For Deanna and I, it means being able to make conscious decisions around re-centering the narrative and access for folx who have traditionally been excluded from this craft—such as sliding scale fees, and active signage and responses for members regarding diversity and feminism. Visibility is important, and a homogenous, white, heterosexual space is not welcoming to people who are regularly ‘othered.’ It’s important that they see our team, and us, as people participating in this craft.

It also means we’re here for tough discussions around privilege and experience. There’s not a day that goes by that we’re not having a discussion with the young womxn here about the oppression they face, and also perpetuate themselves. For me, a craft practice is every bit as important as any other form of self-care. We can’t take care of others, if we don’t care for ourselves first, right? I feel like it’s important for people to figure out what their particular practice needs to look like. Ceramics can be a part of that regimen, and I feel like more people need access to the possibility.

DWF Mag: How do MudFire’s rangers and residency programs fit into its larger mission?

Dail: The ranger and residency programs are my favorite part of MudFire. So, the ranger program is a work exchange, and the rangers are a major part of the secret sauce of MudFire. They get 24/7 studio access, in exchange for eight hours a week doing tasks around the studio.

Ceramics is an expensive medium; it’s absolutely cost prohibitive to graduate and just start your own studio. On top of increasing studio rents in the Metro area, you’ve got costs associated with kilns, wheels, materials for clays and glazes, plus there’s so much more loss than there is in something like painting or photography.

Add to that those old hegemonies that keep “craft” prices significantly lower than “art” prices. It’s an impossible equation, unless you have the privilege of owning a home with a garage/studio area, and expendable income to set yourself up. I know when I graduated, the only way to continue working in ceramics was to try to find an assistantship or internship somewhere. I didn’t find anything tolerable in the Metro area, and I wasn’t ready to move from Atlanta, so I stopped making work for about five years. That’s why the ranger program is so important to us. 

We took a step forward even from that program, when we created the residency program here. It’s like the ranger program, but more intense. We created semi-private spaces for three artists to spend one or two years in a deep dive of everything you need to run a successful handmade-goods business. We work very closely with our resident artists to guide them through the development of a product line, the creation of a business plan and a marketing strategy. We focus on both the aesthetic as well as the business acumen necessary to run a small business.                         

DWF Mag: What’s next for MudFire? 

Dail: Expansion. We’re at capacity in our current location, so we’re looking to create more space for more community. Obviously, people are responding positively to our ethos, and we do want to continue to provide the space that allows for diversity in this craft.

We want to expand in as feminist a way as possible, so that means finding creative solutions to get more people involved in a craft practice.
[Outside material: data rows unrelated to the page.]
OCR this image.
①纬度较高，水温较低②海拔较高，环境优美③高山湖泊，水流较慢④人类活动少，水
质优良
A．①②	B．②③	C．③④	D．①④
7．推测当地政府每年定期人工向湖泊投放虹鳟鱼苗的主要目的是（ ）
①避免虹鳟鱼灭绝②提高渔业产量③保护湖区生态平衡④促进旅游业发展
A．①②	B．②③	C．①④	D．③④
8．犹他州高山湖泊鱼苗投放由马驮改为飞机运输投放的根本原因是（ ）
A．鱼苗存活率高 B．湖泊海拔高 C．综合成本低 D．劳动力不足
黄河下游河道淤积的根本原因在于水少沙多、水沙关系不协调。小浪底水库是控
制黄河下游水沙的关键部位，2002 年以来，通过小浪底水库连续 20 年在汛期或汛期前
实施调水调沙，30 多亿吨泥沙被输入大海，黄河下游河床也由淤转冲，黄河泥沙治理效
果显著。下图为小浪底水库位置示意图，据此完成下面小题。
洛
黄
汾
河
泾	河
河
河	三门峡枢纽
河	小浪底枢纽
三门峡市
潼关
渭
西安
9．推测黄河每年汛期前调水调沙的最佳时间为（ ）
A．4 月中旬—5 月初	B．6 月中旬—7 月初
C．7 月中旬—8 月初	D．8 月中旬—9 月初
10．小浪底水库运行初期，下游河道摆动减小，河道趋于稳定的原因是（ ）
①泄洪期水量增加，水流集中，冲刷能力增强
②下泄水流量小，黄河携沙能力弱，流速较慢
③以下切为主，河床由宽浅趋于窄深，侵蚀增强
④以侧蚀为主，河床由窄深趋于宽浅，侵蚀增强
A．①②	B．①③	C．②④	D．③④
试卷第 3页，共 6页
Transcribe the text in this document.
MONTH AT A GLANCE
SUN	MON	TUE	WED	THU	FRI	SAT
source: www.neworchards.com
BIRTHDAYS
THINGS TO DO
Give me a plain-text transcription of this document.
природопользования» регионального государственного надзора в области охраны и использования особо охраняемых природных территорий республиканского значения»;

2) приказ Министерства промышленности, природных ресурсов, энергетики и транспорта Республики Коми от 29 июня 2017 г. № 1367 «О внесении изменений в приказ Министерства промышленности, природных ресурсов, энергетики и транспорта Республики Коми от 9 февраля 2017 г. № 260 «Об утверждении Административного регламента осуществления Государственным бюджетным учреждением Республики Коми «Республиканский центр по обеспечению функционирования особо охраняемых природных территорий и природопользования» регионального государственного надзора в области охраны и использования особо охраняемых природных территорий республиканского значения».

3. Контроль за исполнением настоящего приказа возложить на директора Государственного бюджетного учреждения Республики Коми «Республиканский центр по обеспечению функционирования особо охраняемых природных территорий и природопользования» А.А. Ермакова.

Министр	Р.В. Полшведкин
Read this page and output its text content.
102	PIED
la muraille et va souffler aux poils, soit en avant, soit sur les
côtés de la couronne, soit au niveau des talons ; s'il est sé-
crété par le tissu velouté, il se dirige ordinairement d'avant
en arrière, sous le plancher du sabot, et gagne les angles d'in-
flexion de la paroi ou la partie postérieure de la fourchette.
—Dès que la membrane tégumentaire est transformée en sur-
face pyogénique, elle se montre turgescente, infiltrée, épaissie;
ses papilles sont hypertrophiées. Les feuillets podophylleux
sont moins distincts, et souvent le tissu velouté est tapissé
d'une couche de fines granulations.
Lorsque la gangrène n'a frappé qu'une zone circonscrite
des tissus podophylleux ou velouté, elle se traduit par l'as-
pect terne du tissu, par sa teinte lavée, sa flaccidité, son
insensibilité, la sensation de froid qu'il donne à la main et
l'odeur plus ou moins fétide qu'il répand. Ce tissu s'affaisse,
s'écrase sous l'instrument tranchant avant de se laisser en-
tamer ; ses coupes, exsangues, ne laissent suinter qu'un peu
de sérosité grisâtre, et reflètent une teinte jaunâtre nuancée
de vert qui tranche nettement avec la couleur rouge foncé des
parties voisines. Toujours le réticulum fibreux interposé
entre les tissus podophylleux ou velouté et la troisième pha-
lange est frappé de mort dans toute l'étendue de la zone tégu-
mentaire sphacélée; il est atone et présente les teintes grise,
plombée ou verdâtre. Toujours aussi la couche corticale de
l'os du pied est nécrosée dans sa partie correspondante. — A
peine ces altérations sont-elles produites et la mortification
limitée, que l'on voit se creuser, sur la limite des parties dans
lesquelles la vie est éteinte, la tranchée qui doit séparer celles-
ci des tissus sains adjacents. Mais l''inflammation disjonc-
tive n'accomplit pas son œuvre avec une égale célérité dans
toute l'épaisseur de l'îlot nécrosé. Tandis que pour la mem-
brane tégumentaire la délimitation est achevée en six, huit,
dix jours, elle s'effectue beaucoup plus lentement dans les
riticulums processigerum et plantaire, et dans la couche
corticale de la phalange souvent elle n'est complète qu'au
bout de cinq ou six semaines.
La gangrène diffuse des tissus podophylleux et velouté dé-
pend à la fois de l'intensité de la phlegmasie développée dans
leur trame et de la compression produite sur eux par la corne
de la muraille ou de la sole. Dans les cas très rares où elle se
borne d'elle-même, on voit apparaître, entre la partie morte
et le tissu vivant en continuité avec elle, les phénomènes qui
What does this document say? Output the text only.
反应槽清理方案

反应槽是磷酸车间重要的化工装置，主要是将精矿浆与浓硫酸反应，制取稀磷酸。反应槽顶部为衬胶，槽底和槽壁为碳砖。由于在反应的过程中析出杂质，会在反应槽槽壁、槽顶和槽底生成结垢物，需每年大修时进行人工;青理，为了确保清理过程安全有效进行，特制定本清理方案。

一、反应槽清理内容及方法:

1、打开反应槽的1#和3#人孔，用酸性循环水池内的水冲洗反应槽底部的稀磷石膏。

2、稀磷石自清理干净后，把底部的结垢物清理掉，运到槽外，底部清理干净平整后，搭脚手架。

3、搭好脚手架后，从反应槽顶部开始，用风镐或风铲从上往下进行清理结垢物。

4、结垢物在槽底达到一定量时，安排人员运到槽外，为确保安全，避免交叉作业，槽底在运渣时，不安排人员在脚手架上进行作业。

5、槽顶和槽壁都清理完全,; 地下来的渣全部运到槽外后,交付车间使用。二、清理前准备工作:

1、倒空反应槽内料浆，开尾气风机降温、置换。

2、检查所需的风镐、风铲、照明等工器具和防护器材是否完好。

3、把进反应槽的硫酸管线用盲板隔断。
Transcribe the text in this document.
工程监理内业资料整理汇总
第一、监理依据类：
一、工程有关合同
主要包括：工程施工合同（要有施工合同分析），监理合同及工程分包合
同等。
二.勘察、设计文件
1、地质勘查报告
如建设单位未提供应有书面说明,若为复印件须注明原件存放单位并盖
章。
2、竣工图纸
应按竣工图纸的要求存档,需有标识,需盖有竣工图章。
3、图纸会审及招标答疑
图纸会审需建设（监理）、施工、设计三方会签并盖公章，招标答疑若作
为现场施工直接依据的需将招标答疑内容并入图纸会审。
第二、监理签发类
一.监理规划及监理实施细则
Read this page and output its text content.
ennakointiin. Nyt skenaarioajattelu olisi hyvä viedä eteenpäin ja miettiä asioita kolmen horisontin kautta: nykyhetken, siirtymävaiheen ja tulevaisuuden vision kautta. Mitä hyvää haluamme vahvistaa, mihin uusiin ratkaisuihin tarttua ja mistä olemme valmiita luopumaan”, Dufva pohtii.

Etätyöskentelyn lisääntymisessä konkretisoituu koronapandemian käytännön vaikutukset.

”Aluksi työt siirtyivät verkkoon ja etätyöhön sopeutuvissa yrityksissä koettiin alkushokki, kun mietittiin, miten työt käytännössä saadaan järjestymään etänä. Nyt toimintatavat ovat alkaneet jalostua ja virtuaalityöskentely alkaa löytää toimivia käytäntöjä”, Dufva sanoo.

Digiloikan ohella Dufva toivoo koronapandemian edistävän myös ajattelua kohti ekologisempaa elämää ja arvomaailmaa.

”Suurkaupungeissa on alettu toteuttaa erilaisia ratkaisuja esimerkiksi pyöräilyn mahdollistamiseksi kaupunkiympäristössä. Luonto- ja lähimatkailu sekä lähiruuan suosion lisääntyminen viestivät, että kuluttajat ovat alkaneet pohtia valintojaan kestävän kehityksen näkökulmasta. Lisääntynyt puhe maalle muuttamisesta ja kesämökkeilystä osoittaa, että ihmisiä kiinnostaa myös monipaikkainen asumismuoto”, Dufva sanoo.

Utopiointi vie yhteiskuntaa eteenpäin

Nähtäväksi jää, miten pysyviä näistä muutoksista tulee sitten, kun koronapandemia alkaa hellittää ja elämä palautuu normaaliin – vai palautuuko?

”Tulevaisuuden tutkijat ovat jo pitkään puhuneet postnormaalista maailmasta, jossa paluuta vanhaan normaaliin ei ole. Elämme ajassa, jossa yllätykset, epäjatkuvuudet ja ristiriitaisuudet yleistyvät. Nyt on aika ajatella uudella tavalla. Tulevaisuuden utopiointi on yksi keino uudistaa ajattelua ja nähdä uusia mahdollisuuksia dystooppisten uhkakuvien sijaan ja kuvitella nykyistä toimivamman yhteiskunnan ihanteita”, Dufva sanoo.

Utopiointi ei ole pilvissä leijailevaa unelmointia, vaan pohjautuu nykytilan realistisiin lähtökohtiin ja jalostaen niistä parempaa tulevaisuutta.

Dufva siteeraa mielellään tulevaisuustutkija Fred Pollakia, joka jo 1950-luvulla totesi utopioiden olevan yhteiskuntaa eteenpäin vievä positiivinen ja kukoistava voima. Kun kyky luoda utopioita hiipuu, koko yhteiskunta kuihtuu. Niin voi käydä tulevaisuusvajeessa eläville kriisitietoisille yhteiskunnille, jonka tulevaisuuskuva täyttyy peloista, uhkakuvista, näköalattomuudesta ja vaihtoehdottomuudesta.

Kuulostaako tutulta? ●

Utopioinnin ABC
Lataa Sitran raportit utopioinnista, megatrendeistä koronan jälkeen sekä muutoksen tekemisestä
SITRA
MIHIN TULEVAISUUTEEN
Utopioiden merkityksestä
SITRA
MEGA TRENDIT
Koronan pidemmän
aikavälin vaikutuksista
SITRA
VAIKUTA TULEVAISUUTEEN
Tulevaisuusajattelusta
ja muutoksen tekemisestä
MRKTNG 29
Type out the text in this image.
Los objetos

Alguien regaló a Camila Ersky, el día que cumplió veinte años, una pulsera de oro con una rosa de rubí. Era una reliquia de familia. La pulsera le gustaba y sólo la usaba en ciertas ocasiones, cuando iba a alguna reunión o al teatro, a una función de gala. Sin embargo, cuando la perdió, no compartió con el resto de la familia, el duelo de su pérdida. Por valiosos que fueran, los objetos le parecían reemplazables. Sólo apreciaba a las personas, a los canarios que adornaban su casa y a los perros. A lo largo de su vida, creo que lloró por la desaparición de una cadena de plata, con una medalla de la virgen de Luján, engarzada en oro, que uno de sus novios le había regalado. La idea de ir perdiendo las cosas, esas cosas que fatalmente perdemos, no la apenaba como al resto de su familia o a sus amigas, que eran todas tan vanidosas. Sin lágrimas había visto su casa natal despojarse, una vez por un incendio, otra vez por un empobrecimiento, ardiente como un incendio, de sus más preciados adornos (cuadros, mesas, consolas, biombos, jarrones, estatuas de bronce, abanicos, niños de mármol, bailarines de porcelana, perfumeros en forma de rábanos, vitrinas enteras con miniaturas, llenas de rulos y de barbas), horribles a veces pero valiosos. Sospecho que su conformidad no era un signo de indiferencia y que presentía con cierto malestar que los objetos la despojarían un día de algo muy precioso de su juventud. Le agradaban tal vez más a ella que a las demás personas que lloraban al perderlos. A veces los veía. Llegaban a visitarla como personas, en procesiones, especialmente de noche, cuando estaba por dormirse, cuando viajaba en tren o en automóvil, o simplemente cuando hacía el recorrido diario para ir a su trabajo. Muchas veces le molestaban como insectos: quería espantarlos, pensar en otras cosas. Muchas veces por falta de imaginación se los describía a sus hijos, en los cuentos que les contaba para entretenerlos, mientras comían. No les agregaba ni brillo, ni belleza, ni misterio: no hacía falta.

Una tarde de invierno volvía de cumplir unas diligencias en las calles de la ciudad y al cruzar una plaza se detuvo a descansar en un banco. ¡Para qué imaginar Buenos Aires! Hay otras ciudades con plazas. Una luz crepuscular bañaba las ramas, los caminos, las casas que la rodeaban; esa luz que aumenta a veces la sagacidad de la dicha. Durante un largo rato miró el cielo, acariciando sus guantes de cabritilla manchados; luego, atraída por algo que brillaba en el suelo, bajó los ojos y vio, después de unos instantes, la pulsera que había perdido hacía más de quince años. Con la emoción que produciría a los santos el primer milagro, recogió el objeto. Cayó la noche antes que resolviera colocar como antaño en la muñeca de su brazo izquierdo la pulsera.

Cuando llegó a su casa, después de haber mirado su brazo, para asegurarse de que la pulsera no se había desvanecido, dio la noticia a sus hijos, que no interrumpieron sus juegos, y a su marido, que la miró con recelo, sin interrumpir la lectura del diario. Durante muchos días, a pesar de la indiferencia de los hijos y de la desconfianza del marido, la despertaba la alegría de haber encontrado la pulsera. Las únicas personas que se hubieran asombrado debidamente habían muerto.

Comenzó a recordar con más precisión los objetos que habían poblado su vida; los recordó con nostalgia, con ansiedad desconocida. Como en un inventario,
It means creating more space that doesn’t reflect traditional white and male supremacy, that isn’t cost prohibitive — one that’s inclusive and enables people to see a path forward as a maker.

Atlanta is growing, and interest in this craft is growing. Interest in craft as a practice is growing. We also think lateral team building is important, across organizations, like this fundraiser. We believe this kind of community building is important.